The proposal from the German National Ethics Council has had a mixed reception, with opposition coming from politicians and a doctors' organisation.
The council's paper, published in April, was designed as an urgent response to the plight of the 12000 German patients waiting for organs by asking for a change in legislation. Every year about 1000 patients die while awaiting a transplant.
The council, which is independent, issues regular statements and opinion papers on important ethical topics (www.ethikrat.org). It has up to 25 members who represent scientific, medical, theological, philosophical, social, legal, ecological, and economic interests.
The current German law on transplants, which dates from 1997, does not assume that everyone is prepared to be a donor after death. It requires that donors—or relatives—have opted in to the idea, either by the donor carrying a card, if available, or by the relatives giving permission when the patient is brain dead. The council wants to change this to an opt-out system where everybody is assumed to have consented unless they have previously registered their objection.
Their objection could, for instance, be registered on their health card—which is currently subject to trials and which in future everybody may have to carry at all times.
However, as a first step the council recommends that the population should be comprehensively informed about organ donation so that everybody has the chance to make an informed decision.
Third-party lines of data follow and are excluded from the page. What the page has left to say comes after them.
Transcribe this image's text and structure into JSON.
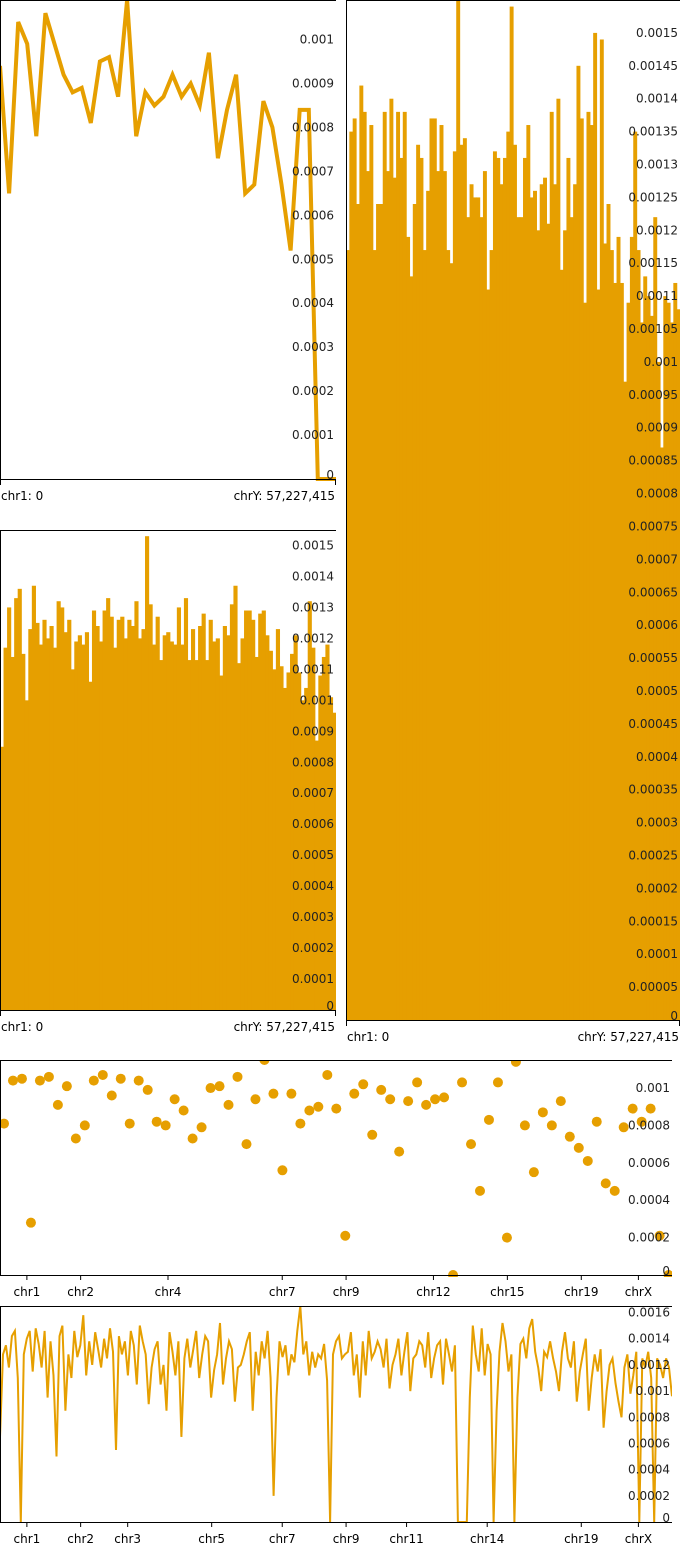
{
  "colors": {
    "series": "#e69f00",
    "axis": "#000000",
    "text": "#222222",
    "background": "#ffffff"
  },
  "chart_data": [
    {
      "id": "line-chart",
      "type": "line",
      "title": "",
      "ylim": [
        0,
        0.00109
      ],
      "yticks": [
        "0",
        "0.0001",
        "0.0002",
        "0.0003",
        "0.0004",
        "0.0005",
        "0.0006",
        "0.0007",
        "0.0008",
        "0.0009",
        "0.001"
      ],
      "ytick_values": [
        0,
        0.0001,
        0.0002,
        0.0003,
        0.0004,
        0.0005,
        0.0006,
        0.0007,
        0.0008,
        0.0009,
        0.001
      ],
      "x_start_label": "chr1: 0",
      "x_end_label": "chrY: 57,227,415",
      "values": [
        0.00094,
        0.00065,
        0.00104,
        0.00099,
        0.00078,
        0.00106,
        0.00099,
        0.00092,
        0.00088,
        0.00089,
        0.00081,
        0.00095,
        0.00096,
        0.00087,
        0.00109,
        0.00078,
        0.00088,
        0.00085,
        0.00087,
        0.00092,
        0.00087,
        0.0009,
        0.00085,
        0.00097,
        0.00073,
        0.00084,
        0.00092,
        0.00065,
        0.00067,
        0.00086,
        0.0008,
        0.00067,
        0.00052,
        0.00084,
        0.00084,
        0.0,
        0.0,
        0.0
      ]
    },
    {
      "id": "bar-chart-tall",
      "type": "bar",
      "title": "",
      "ylim": [
        0,
        0.00155
      ],
      "yticks": [
        "0",
        "0.00005",
        "0.0001",
        "0.00015",
        "0.0002",
        "0.00025",
        "0.0003",
        "0.00035",
        "0.0004",
        "0.00045",
        "0.0005",
        "0.00055",
        "0.0006",
        "0.00065",
        "0.0007",
        "0.00075",
        "0.0008",
        "0.00085",
        "0.0009",
        "0.00095",
        "0.001",
        "0.00105",
        "0.0011",
        "0.00115",
        "0.0012",
        "0.00125",
        "0.0013",
        "0.00135",
        "0.0014",
        "0.00145",
        "0.0015"
      ],
      "ytick_values": [
        0,
        5e-05,
        0.0001,
        0.00015,
        0.0002,
        0.00025,
        0.0003,
        0.00035,
        0.0004,
        0.00045,
        0.0005,
        0.00055,
        0.0006,
        0.00065,
        0.0007,
        0.00075,
        0.0008,
        0.00085,
        0.0009,
        0.00095,
        0.001,
        0.00105,
        0.0011,
        0.00115,
        0.0012,
        0.00125,
        0.0013,
        0.00135,
        0.0014,
        0.00145,
        0.0015
      ],
      "x_start_label": "chr1: 0",
      "x_end_label": "chrY: 57,227,415",
      "values": [
        0.00117,
        0.00135,
        0.00137,
        0.00124,
        0.00142,
        0.00138,
        0.00129,
        0.00136,
        0.00117,
        0.00124,
        0.00124,
        0.00138,
        0.00129,
        0.0014,
        0.00128,
        0.00138,
        0.00131,
        0.00138,
        0.00119,
        0.00113,
        0.00124,
        0.00133,
        0.00131,
        0.00117,
        0.00126,
        0.00137,
        0.00137,
        0.00129,
        0.00136,
        0.00129,
        0.00117,
        0.00115,
        0.00132,
        0.00155,
        0.00133,
        0.00134,
        0.00122,
        0.00127,
        0.00125,
        0.00125,
        0.00122,
        0.00129,
        0.00111,
        0.00117,
        0.00132,
        0.00131,
        0.00127,
        0.00131,
        0.00135,
        0.00154,
        0.00133,
        0.00122,
        0.00122,
        0.00131,
        0.00136,
        0.00125,
        0.00126,
        0.0012,
        0.00127,
        0.00128,
        0.00121,
        0.00138,
        0.00127,
        0.0014,
        0.00114,
        0.0012,
        0.00131,
        0.00122,
        0.00127,
        0.00145,
        0.00137,
        0.00109,
        0.00138,
        0.00136,
        0.0015,
        0.00111,
        0.00149,
        0.00118,
        0.00124,
        0.00117,
        0.00112,
        0.00119,
        0.00112,
        0.00097,
        0.00109,
        0.00119,
        0.00135,
        0.00117,
        0.00106,
        0.00113,
        0.0011,
        0.00107,
        0.00122,
        0.001,
        0.00087,
        0.0011,
        0.00109,
        0.00106,
        0.00112,
        0.00108
      ]
    },
    {
      "id": "bar-chart-short",
      "type": "bar",
      "title": "",
      "ylim": [
        0,
        0.00155
      ],
      "yticks": [
        "0",
        "0.0001",
        "0.0002",
        "0.0003",
        "0.0004",
        "0.0005",
        "0.0006",
        "0.0007",
        "0.0008",
        "0.0009",
        "0.001",
        "0.0011",
        "0.0012",
        "0.0013",
        "0.0014",
        "0.0015"
      ],
      "ytick_values": [
        0,
        0.0001,
        0.0002,
        0.0003,
        0.0004,
        0.0005,
        0.0006,
        0.0007,
        0.0008,
        0.0009,
        0.001,
        0.0011,
        0.0012,
        0.0013,
        0.0014,
        0.0015
      ],
      "x_start_label": "chr1: 0",
      "x_end_label": "chrY: 57,227,415",
      "values": [
        0.00085,
        0.00117,
        0.0013,
        0.00114,
        0.00133,
        0.00136,
        0.00115,
        0.001,
        0.00123,
        0.00137,
        0.00125,
        0.00118,
        0.00126,
        0.0012,
        0.00124,
        0.00117,
        0.00132,
        0.0013,
        0.00122,
        0.00126,
        0.0011,
        0.00119,
        0.00121,
        0.00118,
        0.00122,
        0.00106,
        0.00129,
        0.00124,
        0.00119,
        0.00129,
        0.00133,
        0.00127,
        0.00117,
        0.00126,
        0.00127,
        0.0012,
        0.00126,
        0.00124,
        0.00132,
        0.0012,
        0.00123,
        0.00153,
        0.00131,
        0.00118,
        0.00127,
        0.00113,
        0.00121,
        0.00122,
        0.00119,
        0.00118,
        0.0013,
        0.00118,
        0.00133,
        0.00113,
        0.00123,
        0.00113,
        0.00124,
        0.00128,
        0.00113,
        0.00126,
        0.00119,
        0.0012,
        0.00108,
        0.00124,
        0.00121,
        0.00131,
        0.00137,
        0.00112,
        0.0012,
        0.00129,
        0.00129,
        0.00126,
        0.00114,
        0.00128,
        0.00129,
        0.00121,
        0.00116,
        0.0011,
        0.00123,
        0.00111,
        0.00104,
        0.00109,
        0.00115,
        0.00121,
        0.00109,
        0.001,
        0.00104,
        0.00132,
        0.00117,
        0.00087,
        0.00108,
        0.00114,
        0.00118,
        0.00101,
        0.00096
      ]
    },
    {
      "id": "scatter-chart",
      "type": "scatter",
      "title": "",
      "ylim": [
        0,
        0.00115
      ],
      "yticks": [
        "0",
        "0.0002",
        "0.0004",
        "0.0006",
        "0.0008",
        "0.001"
      ],
      "ytick_values": [
        0,
        0.0002,
        0.0004,
        0.0006,
        0.0008,
        0.001
      ],
      "xticks": [
        "chr1",
        "chr2",
        "chr4",
        "chr7",
        "chr9",
        "chr12",
        "chr15",
        "chr19",
        "chrX"
      ],
      "xtick_fractions": [
        0.04,
        0.12,
        0.25,
        0.42,
        0.515,
        0.645,
        0.755,
        0.865,
        0.95
      ],
      "values": [
        0.00081,
        0.00104,
        0.00105,
        0.00028,
        0.00104,
        0.00106,
        0.00091,
        0.00101,
        0.00073,
        0.0008,
        0.00104,
        0.00107,
        0.00096,
        0.00105,
        0.00081,
        0.00104,
        0.00099,
        0.00082,
        0.0008,
        0.00094,
        0.00088,
        0.00073,
        0.00079,
        0.001,
        0.00101,
        0.00091,
        0.00106,
        0.0007,
        0.00094,
        0.00115,
        0.00097,
        0.00056,
        0.00097,
        0.00081,
        0.00088,
        0.0009,
        0.00107,
        0.00089,
        0.00021,
        0.00097,
        0.00102,
        0.00075,
        0.00099,
        0.00094,
        0.00066,
        0.00093,
        0.00103,
        0.00091,
        0.00094,
        0.00095,
        0.0,
        0.00103,
        0.0007,
        0.00045,
        0.00083,
        0.00103,
        0.0002,
        0.00114,
        0.0008,
        0.00055,
        0.00087,
        0.0008,
        0.00093,
        0.00074,
        0.00068,
        0.00061,
        0.00082,
        0.00049,
        0.00045,
        0.00079,
        0.00089,
        0.00082,
        0.00089,
        0.00021,
        0.0
      ]
    },
    {
      "id": "line-chart-bottom",
      "type": "line",
      "title": "",
      "ylim": [
        0,
        0.00165
      ],
      "yticks": [
        "0",
        "0.0002",
        "0.0004",
        "0.0006",
        "0.0008",
        "0.001",
        "0.0012",
        "0.0014",
        "0.0016"
      ],
      "ytick_values": [
        0,
        0.0002,
        0.0004,
        0.0006,
        0.0008,
        0.001,
        0.0012,
        0.0014,
        0.0016
      ],
      "xticks": [
        "chr1",
        "chr2",
        "chr3",
        "chr5",
        "chr7",
        "chr9",
        "chr11",
        "chr14",
        "chr19",
        "chrX"
      ],
      "xtick_fractions": [
        0.04,
        0.12,
        0.19,
        0.315,
        0.42,
        0.515,
        0.605,
        0.725,
        0.865,
        0.95
      ],
      "values": [
        0.00065,
        0.00128,
        0.00135,
        0.00118,
        0.00142,
        0.00146,
        0.0011,
        0.0,
        0.00128,
        0.0014,
        0.00146,
        0.00115,
        0.00148,
        0.00136,
        0.00118,
        0.00146,
        0.00095,
        0.00138,
        0.00112,
        0.0005,
        0.00142,
        0.0015,
        0.00085,
        0.00128,
        0.0011,
        0.00146,
        0.00126,
        0.00135,
        0.00158,
        0.00112,
        0.00138,
        0.0012,
        0.00145,
        0.00132,
        0.00118,
        0.0014,
        0.00125,
        0.00148,
        0.0013,
        0.00055,
        0.00142,
        0.00128,
        0.00138,
        0.00112,
        0.00146,
        0.00135,
        0.00105,
        0.0015,
        0.00138,
        0.00128,
        0.0009,
        0.00118,
        0.00132,
        0.00138,
        0.00105,
        0.0012,
        0.00085,
        0.00145,
        0.0013,
        0.00112,
        0.00138,
        0.00065,
        0.00125,
        0.0014,
        0.00118,
        0.00132,
        0.00146,
        0.0011,
        0.00128,
        0.00142,
        0.00138,
        0.00095,
        0.00116,
        0.00128,
        0.00152,
        0.00105,
        0.00125,
        0.00138,
        0.00132,
        0.00092,
        0.00118,
        0.0012,
        0.00128,
        0.00138,
        0.00145,
        0.00085,
        0.0013,
        0.00112,
        0.00138,
        0.00125,
        0.00146,
        0.0011,
        0.0002,
        0.00095,
        0.00138,
        0.00126,
        0.00135,
        0.00112,
        0.00128,
        0.00122,
        0.00146,
        0.00165,
        0.00128,
        0.00138,
        0.00112,
        0.0013,
        0.00118,
        0.00128,
        0.00125,
        0.00136,
        0.00108,
        0.0,
        0.00128,
        0.00138,
        0.00142,
        0.00125,
        0.00128,
        0.0013,
        0.00145,
        0.00112,
        0.00128,
        0.00095,
        0.00138,
        0.00112,
        0.00146,
        0.00125,
        0.0013,
        0.00138,
        0.00132,
        0.00118,
        0.0014,
        0.00102,
        0.0012,
        0.00128,
        0.0014,
        0.00112,
        0.0013,
        0.00145,
        0.001,
        0.00125,
        0.00128,
        0.00138,
        0.00135,
        0.00118,
        0.00145,
        0.0011,
        0.00125,
        0.00135,
        0.00138,
        0.00105,
        0.0014,
        0.00128,
        0.00115,
        0.00135,
        0.0,
        0.0,
        0.0,
        0.0,
        0.00095,
        0.0015,
        0.00128,
        0.00115,
        0.00148,
        0.00112,
        0.00136,
        0.00128,
        0.0,
        0.00085,
        0.0013,
        0.00152,
        0.00138,
        0.00115,
        0.00128,
        0.0,
        0.00095,
        0.00136,
        0.0014,
        0.00125,
        0.00148,
        0.00155,
        0.0013,
        0.00118,
        0.001,
        0.0013,
        0.00126,
        0.00138,
        0.00125,
        0.00115,
        0.001,
        0.0013,
        0.00145,
        0.00125,
        0.00118,
        0.00138,
        0.00092,
        0.00115,
        0.00128,
        0.0014,
        0.00085,
        0.0011,
        0.00128,
        0.00115,
        0.00132,
        0.00072,
        0.001,
        0.0012,
        0.00125,
        0.00106,
        0.00092,
        0.0008,
        0.00118,
        0.00128,
        0.00098,
        0.00112,
        0.0013,
        0.0,
        0.00125,
        0.00118,
        0.0013,
        0.0011,
        0.0,
        0.00125,
        0.0012,
        0.0011,
        0.00125,
        0.00118,
        0.00096
      ]
    }
  ]
}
Furthermore, the new law, the council proposes, should oblige hospitals to report all potential organ donors.
“The hope that the transplant law of 1997 would increase the number of organ donors has not been fulfilled,” says the council's paper.
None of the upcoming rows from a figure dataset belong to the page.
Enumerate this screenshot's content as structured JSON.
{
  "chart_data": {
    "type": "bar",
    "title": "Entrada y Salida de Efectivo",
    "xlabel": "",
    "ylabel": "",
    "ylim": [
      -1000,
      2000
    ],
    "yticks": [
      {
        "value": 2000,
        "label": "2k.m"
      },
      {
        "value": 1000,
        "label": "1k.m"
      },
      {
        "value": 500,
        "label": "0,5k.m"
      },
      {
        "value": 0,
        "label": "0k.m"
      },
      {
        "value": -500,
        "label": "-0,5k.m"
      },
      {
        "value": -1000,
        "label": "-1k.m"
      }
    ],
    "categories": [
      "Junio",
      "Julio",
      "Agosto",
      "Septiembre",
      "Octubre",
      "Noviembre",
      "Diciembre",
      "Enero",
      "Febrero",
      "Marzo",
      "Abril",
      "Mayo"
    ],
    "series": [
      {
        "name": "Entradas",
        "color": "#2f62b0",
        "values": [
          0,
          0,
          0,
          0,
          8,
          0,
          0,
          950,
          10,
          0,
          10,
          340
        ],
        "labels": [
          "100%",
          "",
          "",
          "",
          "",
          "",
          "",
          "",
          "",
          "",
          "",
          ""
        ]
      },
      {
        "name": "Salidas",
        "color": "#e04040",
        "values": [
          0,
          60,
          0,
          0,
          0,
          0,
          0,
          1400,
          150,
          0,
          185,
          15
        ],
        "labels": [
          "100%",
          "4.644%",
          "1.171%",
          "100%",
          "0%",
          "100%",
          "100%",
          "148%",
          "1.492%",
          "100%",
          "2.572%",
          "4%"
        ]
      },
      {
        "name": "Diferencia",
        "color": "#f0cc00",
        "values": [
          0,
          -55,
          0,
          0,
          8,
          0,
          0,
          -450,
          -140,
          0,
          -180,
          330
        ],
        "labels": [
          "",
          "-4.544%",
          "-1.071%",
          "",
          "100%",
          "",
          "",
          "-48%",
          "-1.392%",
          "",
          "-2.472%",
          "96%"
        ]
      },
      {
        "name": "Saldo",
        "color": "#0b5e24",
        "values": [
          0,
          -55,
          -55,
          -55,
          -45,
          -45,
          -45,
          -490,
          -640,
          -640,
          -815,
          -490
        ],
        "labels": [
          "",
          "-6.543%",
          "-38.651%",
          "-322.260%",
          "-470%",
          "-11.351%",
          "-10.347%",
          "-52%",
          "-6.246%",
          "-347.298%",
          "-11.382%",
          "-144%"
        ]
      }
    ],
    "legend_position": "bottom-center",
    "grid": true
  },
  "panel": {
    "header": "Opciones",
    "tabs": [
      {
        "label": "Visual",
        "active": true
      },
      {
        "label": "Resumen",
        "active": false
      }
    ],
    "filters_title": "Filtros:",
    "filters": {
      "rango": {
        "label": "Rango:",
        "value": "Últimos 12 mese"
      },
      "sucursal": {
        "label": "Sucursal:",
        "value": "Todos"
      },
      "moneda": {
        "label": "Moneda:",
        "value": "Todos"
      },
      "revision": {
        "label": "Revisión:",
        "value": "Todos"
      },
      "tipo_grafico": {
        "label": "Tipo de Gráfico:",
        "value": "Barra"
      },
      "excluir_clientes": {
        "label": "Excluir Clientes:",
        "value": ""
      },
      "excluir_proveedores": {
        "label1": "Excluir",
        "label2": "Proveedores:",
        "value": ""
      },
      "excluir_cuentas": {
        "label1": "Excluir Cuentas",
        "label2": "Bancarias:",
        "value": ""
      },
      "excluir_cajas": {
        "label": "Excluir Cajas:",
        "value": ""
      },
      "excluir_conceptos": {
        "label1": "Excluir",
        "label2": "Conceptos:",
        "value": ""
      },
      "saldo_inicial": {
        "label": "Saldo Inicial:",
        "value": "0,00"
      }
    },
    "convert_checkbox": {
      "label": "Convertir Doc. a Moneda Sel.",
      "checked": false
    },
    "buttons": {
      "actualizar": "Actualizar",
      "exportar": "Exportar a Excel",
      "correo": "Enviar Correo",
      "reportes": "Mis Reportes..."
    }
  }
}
“This is not just a problem of organisation but is due to the fact that by law organ donation is dependent on the potential donor's or the relatives' consent.”
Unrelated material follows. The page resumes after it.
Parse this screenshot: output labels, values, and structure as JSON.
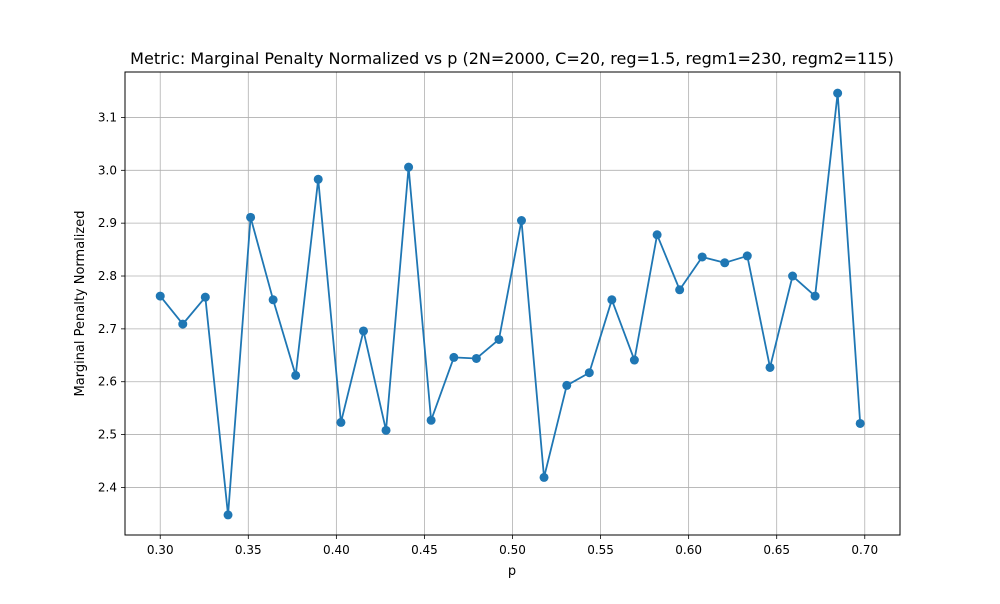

The council acknowledges that positive developments in organ donation have occurred. From 2000 to 2006 the number of organ donors in Germany rose from just over 1000 to 1259. Last year, for the first time, more than 4000 patients in Germany received a transplant. But it says that further progress is needed.
Reacting to the publication of the paper, the main transplantation recruitment organisation in Germany, Deutsche Stiftung Organtransplantation (the German Foundation of Organ Transplantation), said that before a new law was introduced more should be done to increase the number of available transplants under the present system, through working with hospitals and the public.
The organisation thinks that donation could be increased to 40 organ donors per million people in Germany from the present 15 donors per million, even with the present opt-in system. (In comparison, in countries such as Spain and Austria, which have opt-out systems, the number of donors has already reached between 24 and 35 donors per million.)
The views of the Deutsche Stiftung Organtransplantation were echoed by the German Medical Association. “There is no need for a new law,” said Hans Lilie, chairman of the association's transplantation committee. He said it would be better to concentrate on providing more information to the public.
Most politicians were also opposed to the council's proposal of an opt-out system, insisting that organ donation must be a free decision.
The council responded by saying that the large deficit of transplants required new solutions. “However, we did not just suggest an opt-out system but first wanted to establish a safe way that people could register consent or dissent,” said Kristiane Weber-Hassemer, the council's chairwoman. “It appears that the critics have not read our paper.”